Impact of inoculum sources on biotransformation of pharmaceuticals and personal care products

Abstract

Limited knowledge of optimal microbial community composition for PPCP biotreatment, and of the microbial phylotypes that drive biotransformation within mixed microbial communities, has hindered the rational design and operation of effective and reliable biological PPCP treatment technologies. Herein, bacterial community composition was investigated as an isolated variable within batch biofilm reactors via comparison of PPCP removals for three distinct inocula. Inocula pre-acclimated to model PPCPs were derived from activated sludge (AS), ditch sediment historically-impacted by wastewater treatment plant effluent (Sd), and material from laboratory-scale soil aquifer treatment (SAT) columns. PPCP removals were found to be substantially higher for AS- and Sd-derived inocula compared to the SAT-derived inocula despite comparable biomass.
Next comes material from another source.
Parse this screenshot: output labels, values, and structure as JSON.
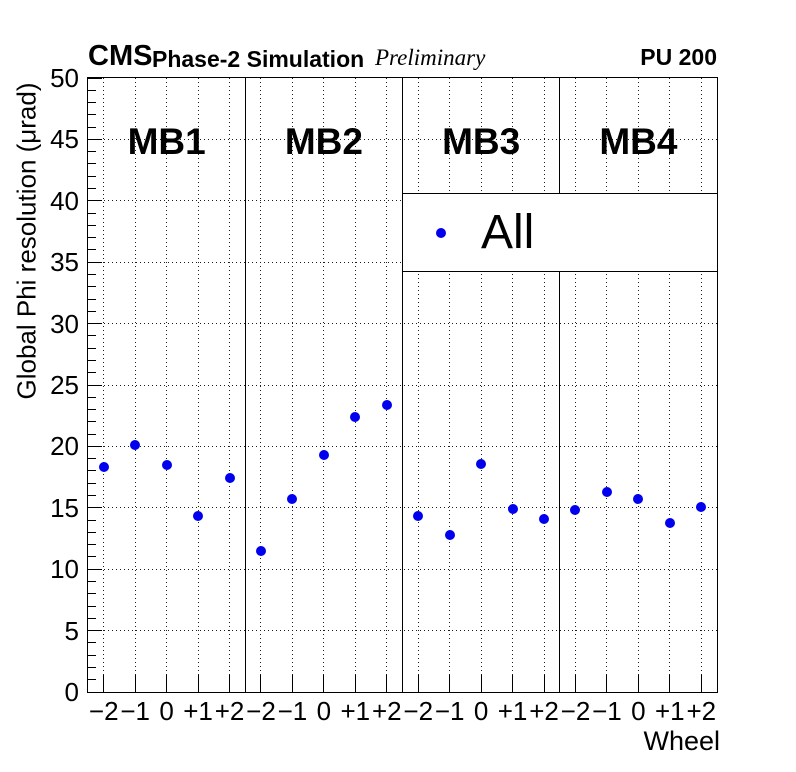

Removal patterns differed among the 6 model compounds examined (diclofenac, 5-fluorouracil, gabapentin, gemfibrozil, ibuprofen, and triclosan) indicating differences in biotransformation mechanisms. Sphingomonas, Beijerinckia, Methylophilus, and unknown Cytophagaceae were linked with successful PPCP biodegradation via next-generation sequencing of 16S rRNA genes over time. Results indicate the criticality of applying engineering approaches to control bacterial community compositions in biotreatment systems.